Autrement dit, l’avoine seule ne fait rien. C’est la flore intestinale qui la transforme en traitement actif. « Le microbiote peut modifier son activité très vite », résume l’équipe de Bonn dans sa publication, un point confirmé par la vitesse à laquelle le LDL chute chez les participants.

Même cible que les statines, autre voie

La découverte la plus intrigante pour les cardiologues tient dans une enzyme au nom imprononçable, la HMG-CoA réductase. C’est l’usine à cholestérol du foie, et c’est la cible exacte des statines prescrites à plusieurs millions de Français. Les médicaments l’inhibent chimiquement. Les métabolites produits par la flore intestinale, eux, empruntent une voie détournée pour aboutir au même résultat.

Le parallèle biologique ne fait pas de l’avoine un médicament. Les statines restent incomparablement plus puissantes, et un cardiologue ne remplacera pas une ordonnance par un petit-déjeuner. Mais pour la première fois, un aliment courant est rattaché à la même chaîne moléculaire que l’un des traitements cardiovasculaires les plus prescrits en Europe. C’est ce passage du registre nutritionnel au registre pharmacologique que les auteurs revendiquent dans la revue.

Pourquoi le régime long ne fonctionne pas

Contre-intuitif : si deux jours suffisent, six semaines devraient faire mieux. C’est l’inverse qui se produit. Dans un second essai, les chercheurs ont remplacé un seul repas quotidien par un produit à base d’avoine pendant six semaines, en conservant un apport calorique normal. Le LDL n’a pas bougé.

La dose et la contrainte pèsent autant que la céréale. Les 300 grammes quotidiens représentent environ la moitié des calories habituelles, ce qui entraîne aussi une perte de deux kilos en 48 heures. Reste à déterminer quelle part du bénéfice vient du déficit calorique et quelle part revient à la flore. Les auteurs admettent les limites de l’essai : cohorte réduite, suivi court, relevés alimentaires déclaratifs. La reproductibilité de la chute du LDL chez 32 personnes en 48 heures reste cependant rare, quand la plupart des études nutritionnelles peinent à montrer 2 à 3 % d’effet sur ce marqueur.

Un autre point reste ouvert, celui de la fréquence.
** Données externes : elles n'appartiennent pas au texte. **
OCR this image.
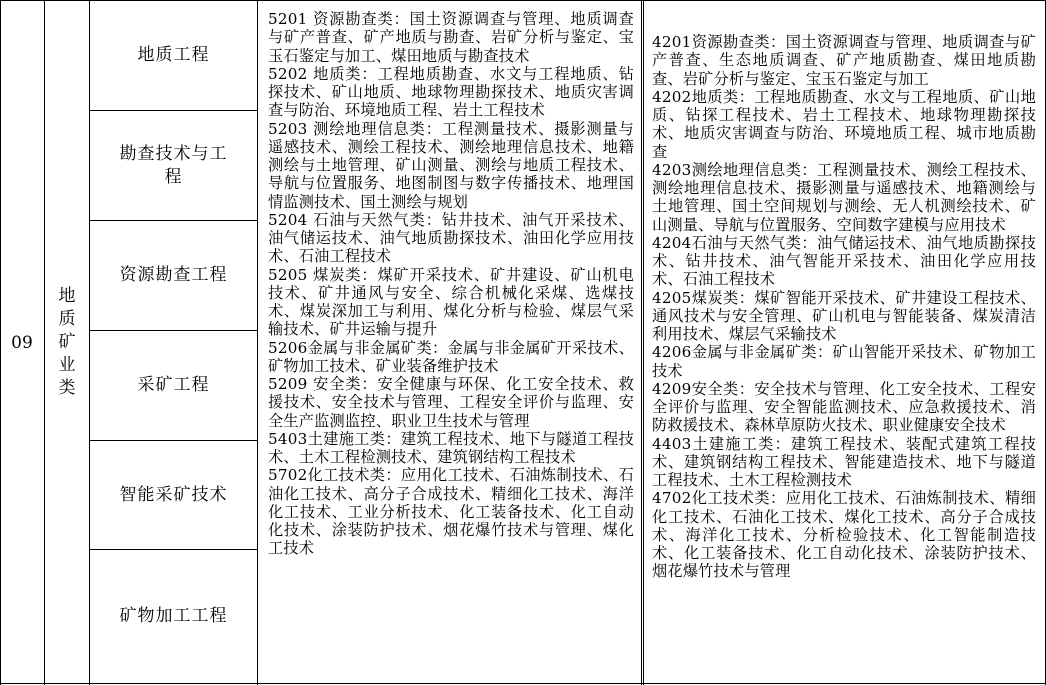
09
地质矿业类
地质工程
勘查技术与工程
资源勘查工程
采矿工程
智能采矿技术
矿物加工工程

5201 资源勘查类：国土资源调查与管理、地质调查与矿产普查、矿产地质与勘查、岩矿分析与鉴定、宝玉石鉴定与加工、煤田地质与勘查技术

5202 地质类：工程地质勘查、水文与工程地质、钻探技术、矿山地质、地球物理勘探技术、地质灾害调查与防治、环境地质工程、岩土工程技术

5203 测绘地理信息类：工程测量技术、摄影测量与遥感技术、测绘工程技术、测绘地理信息技术、地籍测绘与土地管理、矿山测量、测绘与地质工程技术、导航与位置服务、地图制图与数字传播技术、地理国情监测技术、国土测绘与规划

5204 石油与天然气类：钻井技术、油气开采技术、油气储运技术、油气地质勘探技术、油田化学应用技术、石油工程技术

5205 煤炭类：煤矿开采技术、矿井建设、矿山机电技术、矿井通风与安全、综合机械化采煤、选煤技术、煤炭深加工与利用、煤化分析与检验、煤层气采输技术、矿井运输与提升

5206金属与非金属矿类：金属与非金属矿开采技术、矿物加工技术、矿业装备维护技术

5209 安全类：安全健康与环保、化工安全技术、救援技术、安全技术与管理、工程安全评价与监理、安全生产监测监控、职业卫生技术与管理

5403土建施工类：建筑工程技术、地下与隧道工程技术、土木工程检测技术、建筑钢结构工程技术

5702化工技术类：应用化工技术、石油炼制技术、石油化工技术、高分子合成技术、精细化工技术、海洋化工技术、工业分析技术、化工装备技术、化工自动化技术、涂装防护技术、烟花爆竹技术与管理、煤化工技术

4201资源勘查类：国土资源调查与管理、地质调查与矿产普查、生态地质调查、矿产地质勘查、煤田地质勘查、岩矿分析与鉴定、宝玉石鉴定与加工

4202地质类：工程地质勘查、水文与工程地质、矿山地质、钻探工程技术、岩土工程技术、地球物理勘探技术、地质灾害调查与防治、环境地质工程、城市地质勘查

4203测绘地理信息类：工程测量技术、测绘工程技术、测绘地理信息技术、摄影测量与遥感技术、地籍测绘与土地管理、国土空间规划与测绘、无人机测绘技术、矿山测量、导航与位置服务、空间数字建模与应用技术

4204石油与天然气类：油气储运技术、油气地质勘探技术、钻井技术、油气智能开采技术、油田化学应用技术、石油工程技术

4205煤炭类：煤矿智能开采技术、矿井建设工程技术、通风技术与安全管理、矿山机电与智能装备、煤炭清洁利用技术、煤层气采输技术

4206金属与非金属矿类：矿山智能开采技术、矿物加工技术

4209安全类：安全技术与管理、化工安全技术、工程安全评价与监理、安全智能监测技术、应急救援技术、消防救援技术、森林草原防火技术、职业健康安全技术

4403土建施工类：建筑工程技术、装配式建筑工程技术、建筑钢结构工程技术、智能建造技术、地下与隧道工程技术、土木工程检测技术

4702化工技术类：应用化工技术、石油炼制技术、精细化工技术、石油化工技术、煤化工技术、高分子合成技术、海洋化工技术、分析检验技术、化工智能制造技术、化工装备技术、化工自动化技术、涂装防护技术、烟花爆竹技术与管理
Faut-il refaire la cure tous les six à huit semaines pour maintenir le bénéfice ? Les équipes de Bonn travaillent déjà sur un essai de suivi à douze mois.

Ce que les cardiologues français scrutent

La France compte environ un adulte sur trois avec un cholestérol LDL au-dessus des seuils de sécurité, selon les chiffres publiés par l’Inserm. La stratégie officielle vise à modifier l’alimentation d’abord, puis à prescrire une statine si les objectifs ne sont pas tenus. Mais l’avoine reste rarement présentée comme un levier rapide. Le calendrier de l’étude de Bonn change la donne : deux jours, un chiffre clair, un mécanisme identifié. De quoi transformer un conseil nutritionnel vague en protocole concret.
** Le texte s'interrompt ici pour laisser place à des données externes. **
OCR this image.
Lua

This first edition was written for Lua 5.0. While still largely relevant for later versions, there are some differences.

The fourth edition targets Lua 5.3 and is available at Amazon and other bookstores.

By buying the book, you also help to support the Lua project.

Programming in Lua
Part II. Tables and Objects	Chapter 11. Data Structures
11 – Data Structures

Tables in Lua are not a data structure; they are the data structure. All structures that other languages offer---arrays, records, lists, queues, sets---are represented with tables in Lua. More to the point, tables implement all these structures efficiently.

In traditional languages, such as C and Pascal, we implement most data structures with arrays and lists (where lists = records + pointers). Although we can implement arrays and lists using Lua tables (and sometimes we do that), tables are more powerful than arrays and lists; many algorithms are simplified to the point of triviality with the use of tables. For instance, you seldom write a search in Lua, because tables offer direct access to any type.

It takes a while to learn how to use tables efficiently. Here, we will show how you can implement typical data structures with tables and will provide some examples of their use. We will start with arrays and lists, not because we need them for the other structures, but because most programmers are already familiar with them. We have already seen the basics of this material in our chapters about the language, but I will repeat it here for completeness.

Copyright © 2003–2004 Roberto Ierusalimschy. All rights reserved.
Attention toutefois à ne pas caricaturer. Les 32 participants étaient déjà en syndrome métabolique, c’est-à-dire une population qui répond fort à toute intervention. Chez un adulte en bonne santé, la marge de baisse est mécaniquement plus faible. Et manger 300 grammes de flocons trois jours d’affilée n’est pas anodin : ballonnements, fatigue digestive, carences possibles si l’on prolonge la cure au-delà du protocole testé.

Le prochain essai de l’équipe allemande, annoncé pour 2027, comparera trois groupes : régime avoine de deux jours répété, avoine quotidienne modérée, statine à faible dose. Les résultats pourraient réécrire les recommandations européennes sur le cholestérol, et peut-être les étiquettes des paquets de flocons exposés dans les rayons.